Il ne craint pas de juxtaposer les mots "ludique" et "business model" dans la même phrase. C'est même l'un des préceptes qui guident ses travaux : rendre très lisibles les différentes composantes qui, associées, forment un modèle économique. Le Business model Canvas, matrice très graphique qu'il a inventée, est utilisé partout dans le monde. Alexander Osterwalder cultive une vision très décomplexée de l'économie. Invité la semaine dernière à venir à Bordeaux par Aidan O'Brien, initiateur du projet Silicon Vignoble et titulaire de la seule licence Singularity University en France, le théoricien suisse était de passage à Bordeaux. Quelques chanceux ont pu assister à sa conférence à l'école de développeurs web Le Wagon. Quelques heures avant, il s'est posé une heure pour discuter de ses idées.

Que retenez-vous de ces années passées à travailler autour des modèles économiques ?

"Je dirai : à quel point les outils les plus simples peuvent vraiment faire la différence. Les premières fois, quand j'allais rencontrer les dirigeants de grands groupes, j'avais très peur car je craignais que ce dont je voulais leur parler, notamment le Business model canvas, soit trop simple. Or ce qui fascine, c'est précisément sa simplicité ! Je me concentre depuis sur la manière d'aider les dirigeants à construire des modèles économiques de la façon la plus simple, visuelle, graphique et ludique possible. Et il faut beaucoup travailler pour cela ! C'est ce qui a été reproché au Business model canvas mais c'est aussi ce qui a fait son succès, en plus de proposer un langage partagé que chaque composante de l'entreprise peut comprendre."

A vous entendre, jeter aux orties sa première idée est presque toujours nécessaire ?

"Les gens tombent vite amoureux de leur première idée, c'est vrai, et ont ensuite du mal à en changer car cela génère beaucoup d'incertitudes. Changer, c'est aussi savoir reconnaître qu'au début, j'avais tort. Je ne suis pas dogmatique, donc je ne dis pas que la première idée est forcément à jeter. Mais je constate que souvent, c'est une étape nécessaire."

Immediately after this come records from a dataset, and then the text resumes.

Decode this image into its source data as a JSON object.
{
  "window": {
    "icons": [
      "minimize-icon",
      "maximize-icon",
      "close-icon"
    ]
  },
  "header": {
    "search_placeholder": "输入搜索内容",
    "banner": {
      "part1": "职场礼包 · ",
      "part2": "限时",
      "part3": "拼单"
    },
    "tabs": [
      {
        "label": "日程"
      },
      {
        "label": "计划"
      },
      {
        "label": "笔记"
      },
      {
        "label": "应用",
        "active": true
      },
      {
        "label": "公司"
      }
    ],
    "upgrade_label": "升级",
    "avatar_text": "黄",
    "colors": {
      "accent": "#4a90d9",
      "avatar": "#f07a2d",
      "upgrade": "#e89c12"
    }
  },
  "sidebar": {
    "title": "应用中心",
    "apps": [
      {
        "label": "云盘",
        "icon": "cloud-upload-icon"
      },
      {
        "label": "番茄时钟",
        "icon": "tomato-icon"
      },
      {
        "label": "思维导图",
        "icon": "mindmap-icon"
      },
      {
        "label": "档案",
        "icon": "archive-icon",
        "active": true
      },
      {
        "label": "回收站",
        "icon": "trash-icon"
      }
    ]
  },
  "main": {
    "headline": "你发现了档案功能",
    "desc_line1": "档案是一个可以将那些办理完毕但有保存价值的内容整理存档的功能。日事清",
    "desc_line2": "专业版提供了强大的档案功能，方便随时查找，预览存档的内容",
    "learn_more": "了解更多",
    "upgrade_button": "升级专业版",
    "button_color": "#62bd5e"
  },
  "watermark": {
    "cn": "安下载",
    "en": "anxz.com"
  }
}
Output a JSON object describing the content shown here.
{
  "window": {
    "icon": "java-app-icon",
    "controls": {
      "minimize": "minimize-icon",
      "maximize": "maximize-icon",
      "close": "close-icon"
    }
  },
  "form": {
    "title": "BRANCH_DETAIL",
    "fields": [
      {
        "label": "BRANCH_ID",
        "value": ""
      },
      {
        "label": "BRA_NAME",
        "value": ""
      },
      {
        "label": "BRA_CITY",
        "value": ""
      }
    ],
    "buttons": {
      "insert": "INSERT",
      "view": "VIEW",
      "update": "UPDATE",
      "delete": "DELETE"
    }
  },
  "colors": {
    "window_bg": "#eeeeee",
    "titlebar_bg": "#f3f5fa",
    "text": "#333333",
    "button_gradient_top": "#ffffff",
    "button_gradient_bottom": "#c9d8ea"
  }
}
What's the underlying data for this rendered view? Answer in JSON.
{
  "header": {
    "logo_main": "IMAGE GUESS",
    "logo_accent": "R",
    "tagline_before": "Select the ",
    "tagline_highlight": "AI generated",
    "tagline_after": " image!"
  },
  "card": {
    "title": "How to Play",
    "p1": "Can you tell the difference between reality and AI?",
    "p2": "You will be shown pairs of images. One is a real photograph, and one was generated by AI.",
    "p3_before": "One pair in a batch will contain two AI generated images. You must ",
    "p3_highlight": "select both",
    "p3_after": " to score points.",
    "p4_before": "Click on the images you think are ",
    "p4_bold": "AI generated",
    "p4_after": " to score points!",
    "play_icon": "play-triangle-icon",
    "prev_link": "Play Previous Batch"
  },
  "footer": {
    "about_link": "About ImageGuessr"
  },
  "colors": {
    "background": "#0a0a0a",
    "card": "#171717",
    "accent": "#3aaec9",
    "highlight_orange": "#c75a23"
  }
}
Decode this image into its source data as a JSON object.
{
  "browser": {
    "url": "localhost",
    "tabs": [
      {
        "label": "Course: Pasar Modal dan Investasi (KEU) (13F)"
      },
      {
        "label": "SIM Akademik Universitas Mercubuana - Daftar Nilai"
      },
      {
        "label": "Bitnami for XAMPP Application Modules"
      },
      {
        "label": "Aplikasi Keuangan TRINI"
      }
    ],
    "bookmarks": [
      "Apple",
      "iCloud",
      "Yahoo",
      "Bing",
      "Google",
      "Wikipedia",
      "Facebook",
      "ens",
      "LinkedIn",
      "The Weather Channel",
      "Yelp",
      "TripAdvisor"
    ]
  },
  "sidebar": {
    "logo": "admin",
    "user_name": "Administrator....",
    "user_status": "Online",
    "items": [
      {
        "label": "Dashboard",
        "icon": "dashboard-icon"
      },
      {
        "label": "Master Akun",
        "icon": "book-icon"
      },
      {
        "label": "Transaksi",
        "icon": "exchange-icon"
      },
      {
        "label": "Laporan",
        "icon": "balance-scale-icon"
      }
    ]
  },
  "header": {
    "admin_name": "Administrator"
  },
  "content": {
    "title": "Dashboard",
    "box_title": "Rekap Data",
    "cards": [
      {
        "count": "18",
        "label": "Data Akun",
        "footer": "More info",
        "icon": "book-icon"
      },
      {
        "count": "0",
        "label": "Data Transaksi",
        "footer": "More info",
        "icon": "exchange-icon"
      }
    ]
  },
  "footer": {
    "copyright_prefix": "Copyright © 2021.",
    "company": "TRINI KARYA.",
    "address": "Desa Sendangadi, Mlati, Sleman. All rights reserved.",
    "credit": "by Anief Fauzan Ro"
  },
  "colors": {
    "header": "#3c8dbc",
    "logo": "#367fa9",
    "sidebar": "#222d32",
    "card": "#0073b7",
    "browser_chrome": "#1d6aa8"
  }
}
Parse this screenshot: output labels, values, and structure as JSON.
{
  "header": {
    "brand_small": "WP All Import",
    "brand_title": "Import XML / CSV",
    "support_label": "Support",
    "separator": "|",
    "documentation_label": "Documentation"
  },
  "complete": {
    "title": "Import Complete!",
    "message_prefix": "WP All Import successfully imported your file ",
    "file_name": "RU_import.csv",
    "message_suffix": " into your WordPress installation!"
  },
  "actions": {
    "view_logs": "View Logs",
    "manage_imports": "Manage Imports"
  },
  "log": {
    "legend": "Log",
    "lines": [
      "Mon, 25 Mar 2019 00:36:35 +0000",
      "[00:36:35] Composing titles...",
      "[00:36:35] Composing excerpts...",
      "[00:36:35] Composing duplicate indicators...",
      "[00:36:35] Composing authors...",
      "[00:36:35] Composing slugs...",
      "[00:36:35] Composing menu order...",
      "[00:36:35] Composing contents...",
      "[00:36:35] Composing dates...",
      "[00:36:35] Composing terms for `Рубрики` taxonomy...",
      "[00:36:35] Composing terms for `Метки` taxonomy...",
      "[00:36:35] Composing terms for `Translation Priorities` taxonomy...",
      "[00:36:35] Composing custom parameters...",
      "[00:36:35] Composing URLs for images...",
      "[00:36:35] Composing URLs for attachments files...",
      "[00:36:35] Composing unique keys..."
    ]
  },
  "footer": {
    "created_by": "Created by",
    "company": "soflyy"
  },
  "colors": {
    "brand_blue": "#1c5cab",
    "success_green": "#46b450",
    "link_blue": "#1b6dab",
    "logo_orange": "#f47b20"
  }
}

Si l'on s'appuie sur vos théories, tout ou presque rentre dans des cases. Quelle est la place du feeling de l'entrepreneur, de l'intuition ?

"Elle reste très importante. Le Business model canvas et les autres outils de ce type n'ont qu'une vocation : fournir des outils pour limiter le gaspillage. Ce que l'on veut éliminer, c'est typiquement l'entreprise qui investit des millions dans un projet innovant puis se rend compte qu'il est voué à l'échec. Et c'est autant valable pour un grand groupe que pour une PME ou une startup. Tout repose sur la transformation de l'idée d'un bon produit ou service, à un bon modèle économique. J'entends beaucoup dire : « Innover, c'est cher et c'est risqué ». Non, c'est cher si c'est faux ! Il existe des possibilités de minimiser les deux si l'on teste encore et encore, et que l'on accumule les preuves. Donc l'intuition compte tout au long du chemin mais elle doit être combinée avec des tests systématiques. En Suisse, un chirurgien met 13 ans à être formé. Quelque part, on devrait faire la même chose avec les dirigeants. Entrepreneur, c'est une véritable profession, qui demande une méthodologie. Un dirigeant comme le patron de Tesla et de Space X, Elon Musk, a quelque chose de spécial, il a des dizaines d'idées par jour, mais il s'appuie aussi sur des outils."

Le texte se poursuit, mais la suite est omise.